Containerised databases, complex application initialisation and use of SSH with containers

Advice sought by newbie about assembling a complex application using Docker!

We currently have an application which runs on a single Linux instance and comprises the following high level services:

  • A node.js server for frontend with associated nginx configuration
  • Ruby on rails
  • Neo4j graph database behind custom API (JVM)
  • Elasticsearch document database (JVM)
  • 3 x Postgres databases
  • Python stack exposing large set of application tasks
  • Standalone Python Flask web service

Our normal operating model (cloud based SaaS) is to spin up a Linux instance then build + configure the application via puppet. However we are attempting to sell the application into large enterprises who insist that the application must be installed on-premises and furthermore are restricting which flavours/versions of Linux can be utilised (our puppet config currently relates to a rather old version of CentOS)

We are therefore investigating a container-based approach (Docker) to delivering this software - objective is ease and flexibility of installation for these large enterprises. This though has raised several questions -

(1) Docker appears to be favour stateless services. Many of the services above are databases (opposite of stateless!) and there appears to be some dissenting arguments concerning the use of containerised databases in production. My main concern is scope for data corruption (e.g. disk flushing, dirty termination of containers). Are these concerns valid?

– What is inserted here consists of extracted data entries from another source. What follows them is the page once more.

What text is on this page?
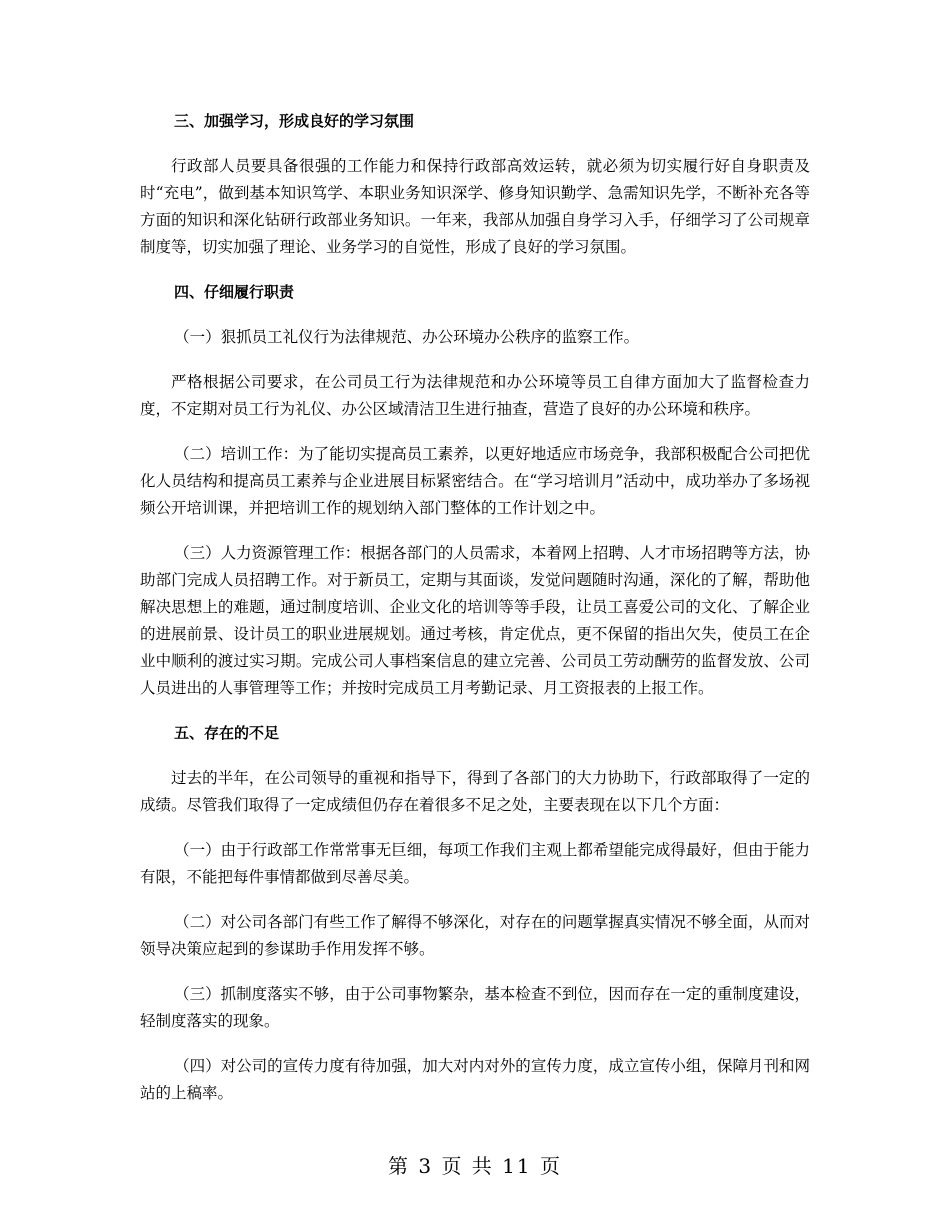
三、加强学习，形成良好的学习氛围

行政部人员要具备很强的工作能力和保持行政部高效运转，就必须为切实履行好自身职责及时“充电”，做到基本知识笃学、本职业务知识深学、修身知识勤学、急需知识先学，不断补充各等方面的知识和深化钻研行政部业务知识。一年来，我部从加强自身学习入手，仔细学习了公司规章制度等，切实加强了理论、业务学习的自觉性，形成了良好的学习氛围。

四、仔细履行职责

（一）狠抓员工礼仪行为法律规范、办公环境办公秩序的监察工作。

严格根据公司要求，在公司员工行为法律规范和办公环境等员工自律方面加大了监督检查力度，不定期对员工行为礼仪、办公区域清洁卫生进行抽查，营造了良好的办公环境和秩序。

（二）培训工作：为了能切实提高员工素养，以更好地适应市场竞争，我部积极配合公司把优化人员结构和提高员工素养与企业进展目标紧密结合。在“学习培训月”活动中，成功举办了多场视频公开培训课，并把培训工作的规划纳入部门整体的工作计划之中。

（三）人力资源管理工作：根据各部门的人员需求，本着网上招聘、人才市场招聘等方法，协助部门完成人员招聘工作。对于新员工，定期与其面谈，发觉问题随时沟通，深化的了解，帮助他解决思想上的难题，通过制度培训、企业文化的培训等等手段，让员工喜爱公司的文化、了解企业的进展前景、设计员工的职业进展规划。通过考核，肯定优点，更不保留的指出欠失，使员工在企业中顺利的渡过实习期。完成公司人事档案信息的建立完善、公司员工劳动酬劳的监督发放、公司人员进出的人事管理等工作；并按时完成员工月考勤记录、月工资报表的上报工作。

五、存在的不足

过去的半年，在公司领导的重视和指导下，得到了各部门的大力协助下，行政部取得了一定的成绩。尽管我们取得了一定成绩但仍存在着很多不足之处，主要表现在以下几个方面：

（一）由于行政部工作常常事无巨细，每项工作我们主观上都希望能完成得最好，但由于能力有限，不能把每件事情都做到尽善尽美。

（二）对公司各部门有些工作了解得不够深化，对存在的问题掌握真实情况不够全面，从而对领导决策应起到的参谋助手作用发挥不够。

（三）抓制度落实不够，由于公司事物繁杂，基本检查不到位，因而存在一定的重制度建设，轻制度落实的现象。

（四）对公司的宣传力度有待加强，加大对内对外的宣传力度，成立宣传小组，保障月刊和网站的上稿率。

第 3 页 共 11 页
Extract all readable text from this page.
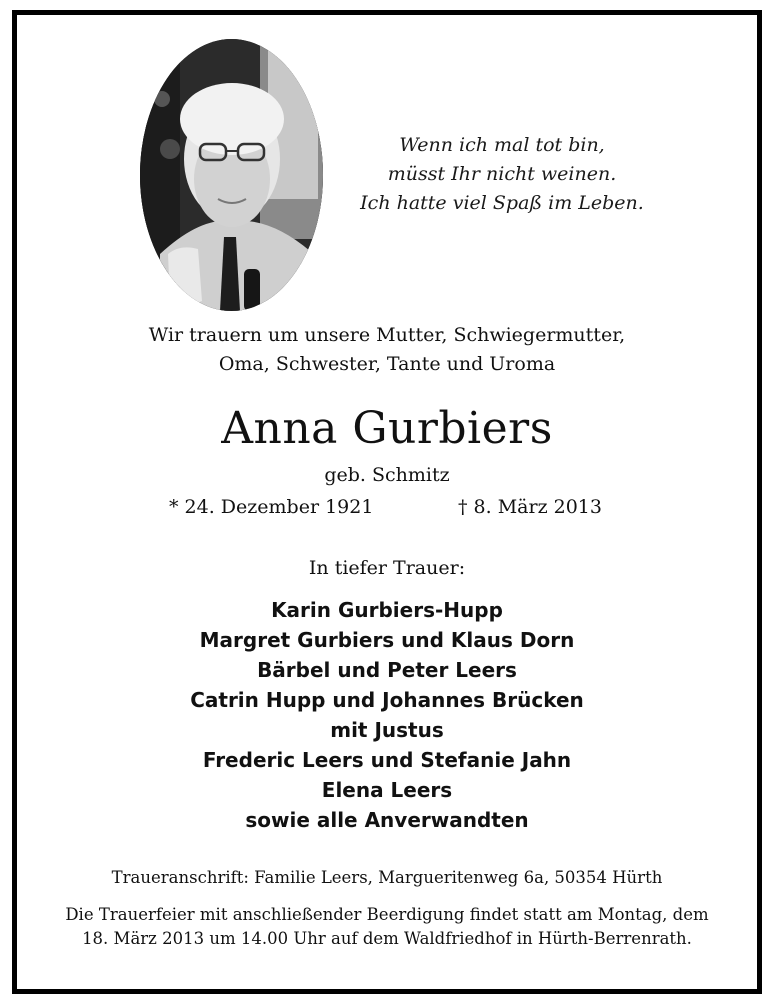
Wenn ich mal tot bin,
müsst Ihr nicht weinen.
Ich hatte viel Spaß im Leben.
Wir trauern um unsere Mutter, Schwiegermutter,
Oma, Schwester, Tante und Uroma
Anna Gurbiers
geb. Schmitz
* 24. Dezember 1921	† 8. März 2013
In tiefer Trauer:
Karin Gurbiers-Hupp
Margret Gurbiers und Klaus Dorn
Bärbel und Peter Leers
Catrin Hupp und Johannes Brücken
mit Justus
Frederic Leers und Stefanie Jahn
Elena Leers
sowie alle Anverwandten
Traueranschrift: Familie Leers, Margueritenweg 6a, 50354 Hürth
Die Trauerfeier mit anschließender Beerdigung findet statt am Montag, dem
18. März 2013 um 14.00 Uhr auf dem Waldfriedhof in Hürth-Berrenrath.
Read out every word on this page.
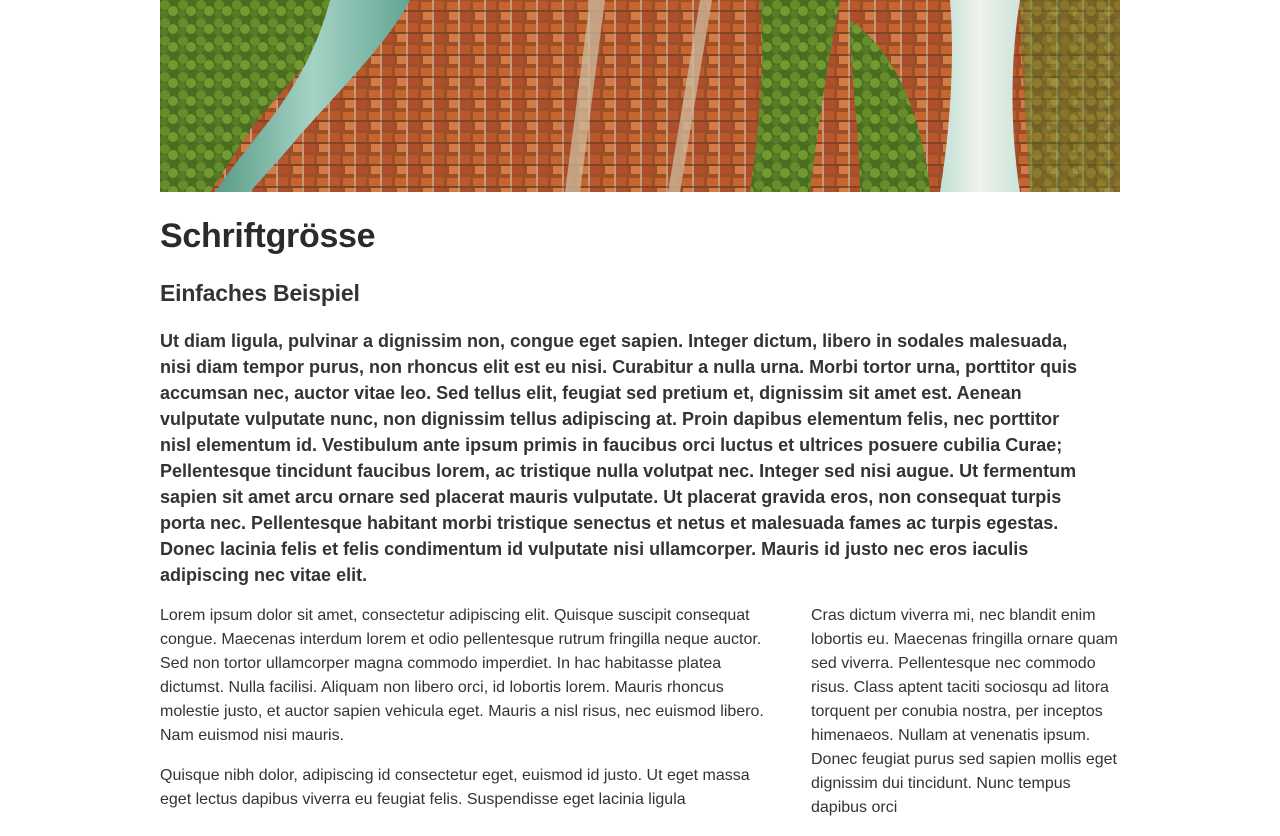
Schriftgrösse
Einfaches Beispiel

Ut diam ligula, pulvinar a dignissim non, congue eget sapien. Integer dictum, libero in sodales malesuada, nisi diam tempor purus, non rhoncus elit est eu nisi. Curabitur a nulla urna. Morbi tortor urna, porttitor quis accumsan nec, auctor vitae leo. Sed tellus elit, feugiat sed pretium et, dignissim sit amet est. Aenean vulputate vulputate nunc, non dignissim tellus adipiscing at. Proin dapibus elementum felis, nec porttitor nisl elementum id. Vestibulum ante ipsum primis in faucibus orci luctus et ultrices posuere cubilia Curae; Pellentesque tincidunt faucibus lorem, ac tristique nulla volutpat nec. Integer sed nisi augue. Ut fermentum sapien sit amet arcu ornare sed placerat mauris vulputate. Ut placerat gravida eros, non consequat turpis porta nec. Pellentesque habitant morbi tristique senectus et netus et malesuada fames ac turpis egestas. Donec lacinia felis et felis condimentum id vulputate nisi ullamcorper. Mauris id justo nec eros iaculis adipiscing nec vitae elit.

Lorem ipsum dolor sit amet, consectetur adipiscing elit. Quisque suscipit consequat congue. Maecenas interdum lorem et odio pellentesque rutrum fringilla neque auctor. Sed non tortor ullamcorper magna commodo imperdiet. In hac habitasse platea dictumst. Nulla facilisi. Aliquam non libero orci, id lobortis lorem. Mauris rhoncus molestie justo, et auctor sapien vehicula eget. Mauris a nisl risus, nec euismod libero. Nam euismod nisi mauris.

Quisque nibh dolor, adipiscing id consectetur eget, euismod id justo. Ut eget massa eget lectus dapibus viverra eu feugiat felis. Suspendisse eget lacinia ligula

Cras dictum viverra mi, nec blandit enim lobortis eu. Maecenas fringilla ornare quam sed viverra. Pellentesque nec commodo risus. Class aptent taciti sociosqu ad litora torquent per conubia nostra, per inceptos himenaeos. Nullam at venenatis ipsum. Donec feugiat purus sed sapien mollis eget dignissim dui tincidunt. Nunc tempus dapibus orci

(2) I am confused about best practice for initialising the application. Other than component installation, the puppet config is also responsible for seeding the various databases, and eg that often entails linking the ID of one row to a new row in another database. Assuming that the state of the database services live outside of the container, what’s the favoured approach to achieving this initialisation step?

(3) Our application also requires some bespoke scripting in order to ingest customer-specific data. At the moment we log into the server and build some customer specific scripts (shell and/or python) which read/transform the data via calling internal APIs or python tasks. SSHing into a container appears to be a no-no, in any case the scripts are state and therefore must be somehow injected. It appears that an architecture change is required. Has anybody solved a similar issue?

Sorry for the rather long post. Any advice would be gratefully received!